We present a numerical method for solving radiative transfer in molecular vibration-rotation bands that allows for departures from local thermodynamic equilibrium (LTE) while accurately including a large number of lines. The method is applied to the formation of the CO fundamental vibration-rotation bands in several plane-parallel hydrostatic models and in a sequence of 20 snapshots from a radiation-hydrodynamics simulation of chromospheric dynamics. Calculations for the hydrostatic models performed with different values of the collisional coupling between different vibrational states confirm earlier results in the literature showing that the CO lines have LTE source functions in the solar atmosphere, so emergent CO intensities reflect actual temperatures therein. Only if the canonical collisional strengths are too large by more than 2 orders of magnitude would it be possible to explain the low temperatures derived from CO line core intensities at the solar limb by scattering in an atmosphere with much higher temperatures, consistent with the values derived from UV line and continuum and Ca II resonance line diagnostics. An interesting feature in the wavelength structure of the CO vibration-rotation bands is pointed out, in which pairs of lines can be found in different bands but of similar strength and wavelength.
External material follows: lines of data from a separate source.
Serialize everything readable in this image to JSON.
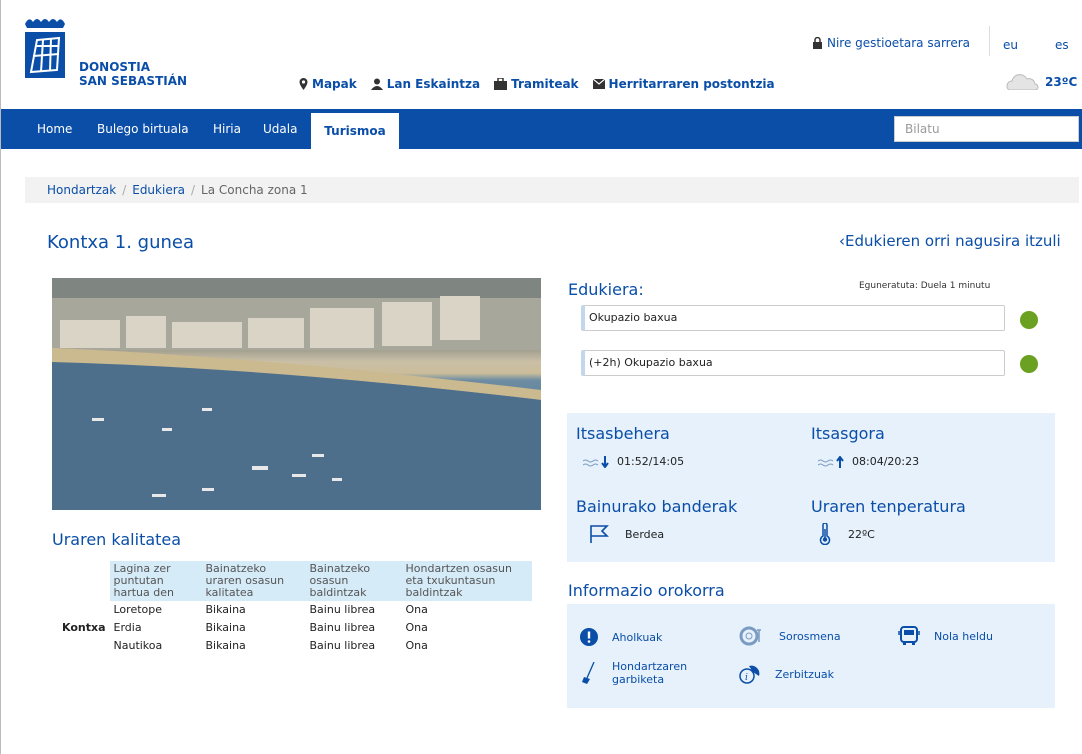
{
  "header": {
    "logo_line1": "DONOSTIA",
    "logo_line2": "SAN SEBASTIÁN",
    "login_label": "Nire gestioetara sarrera",
    "languages": [
      "eu",
      "es"
    ],
    "quick_links": [
      {
        "label": "Mapak",
        "icon": "map-pin-icon"
      },
      {
        "label": "Lan Eskaintza",
        "icon": "person-icon"
      },
      {
        "label": "Tramiteak",
        "icon": "briefcase-icon"
      },
      {
        "label": "Herritarraren postontzia",
        "icon": "mail-icon"
      }
    ],
    "weather_temp": "23ºC",
    "weather_icon": "cloud-icon"
  },
  "nav": {
    "items": [
      "Home",
      "Bulego birtuala",
      "Hiria",
      "Udala",
      "Turismoa"
    ],
    "active": "Turismoa",
    "search_placeholder": "Bilatu"
  },
  "breadcrumb": [
    "Hondartzak",
    "Edukiera",
    "La Concha zona 1"
  ],
  "page": {
    "title": "Kontxa 1. gunea",
    "back_link": "Edukieren orri nagusira itzuli"
  },
  "occupancy": {
    "title": "Edukiera:",
    "updated": "Eguneratuta: Duela 1 minutu",
    "rows": [
      {
        "label": "Okupazio baxua",
        "status_color": "#6aa121"
      },
      {
        "label": "(+2h) Okupazio baxua",
        "status_color": "#6aa121"
      }
    ]
  },
  "tides": {
    "low_title": "Itsasbehera",
    "low_value": "01:52/14:05",
    "high_title": "Itsasgora",
    "high_value": "08:04/20:23",
    "flags_title": "Bainurako banderak",
    "flags_value": "Berdea",
    "temp_title": "Uraren tenperatura",
    "temp_value": "22ºC"
  },
  "water_quality": {
    "title": "Uraren kalitatea",
    "headers": [
      "Lagina zer puntutan hartua den",
      "Bainatzeko uraren osasun kalitatea",
      "Bainatzeko osasun baldintzak",
      "Hondartzen osasun eta txukuntasun baldintzak"
    ],
    "row_label": "Kontxa",
    "rows": [
      [
        "Loretope",
        "Bikaina",
        "Bainu librea",
        "Ona"
      ],
      [
        "Erdia",
        "Bikaina",
        "Bainu librea",
        "Ona"
      ],
      [
        "Nautikoa",
        "Bikaina",
        "Bainu librea",
        "Ona"
      ]
    ]
  },
  "info": {
    "title": "Informazio orokorra",
    "items": [
      {
        "label": "Aholkuak",
        "icon": "alert-icon"
      },
      {
        "label": "Sorosmena",
        "icon": "lifebuoy-icon"
      },
      {
        "label": "Nola heldu",
        "icon": "bus-icon"
      },
      {
        "label": "Hondartzaren garbiketa",
        "icon": "broom-icon"
      },
      {
        "label": "Zerbitzuak",
        "icon": "info-icon"
      }
    ]
  }
}
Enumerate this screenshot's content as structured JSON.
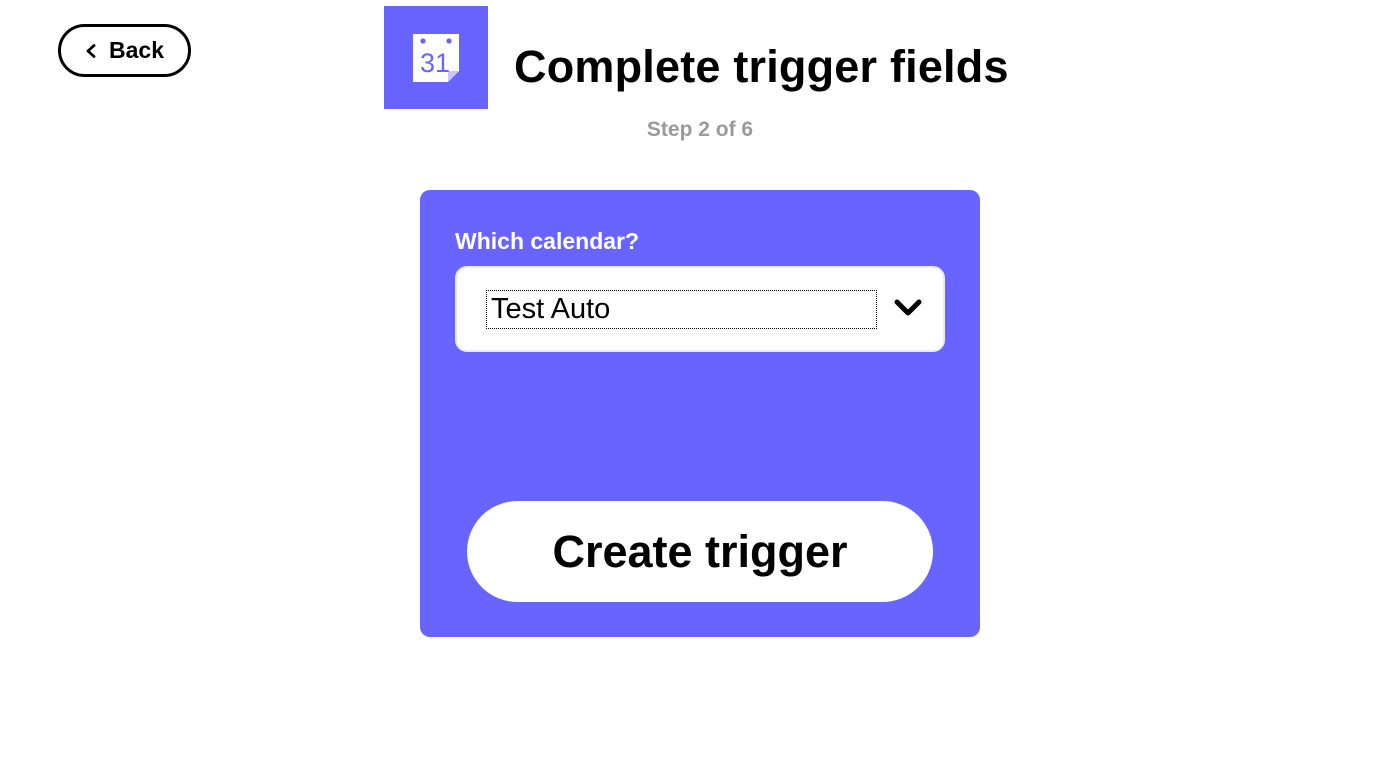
{
  "header": {
    "back_label": "Back",
    "title": "Complete trigger fields",
    "step": "Step 2 of 6",
    "service_icon": {
      "name": "calendar-icon",
      "day": "31"
    }
  },
  "form": {
    "field_label": "Which calendar?",
    "calendar_value": "Test Auto",
    "submit_label": "Create trigger"
  },
  "colors": {
    "accent": "#6864ff",
    "text": "#000000",
    "muted": "#9a9a9a",
    "surface": "#ffffff"
  },
  "icons": {
    "back": "chevron-left-icon",
    "dropdown": "chevron-down-icon"
  }
}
In principle such pairs provide a diagnostic for departures from LTE in the CO lines. CO line core intensity variations computed from the sequence of dynamical snapshots, which represent a typical episode in the chromospheric dynamics simulation, have an amplitude that is 2.5 times higher than observed. It is shown that this large amplitude is due in part to the up and down shift of the CO line formation region during the evolution of the atmosphere and is related to the assumption of instantaneous chemical equilibrium that was assumed to calculate CO concentrations. This suggests that the CO concentration is not in equilibrium, may be lower than would be expected on the basis of chemical equilibrium at the time-averaged mean temperature of the atmosphere, and may have reduced variations compared to instantaneous chemical equilibrium values at the local temperatures.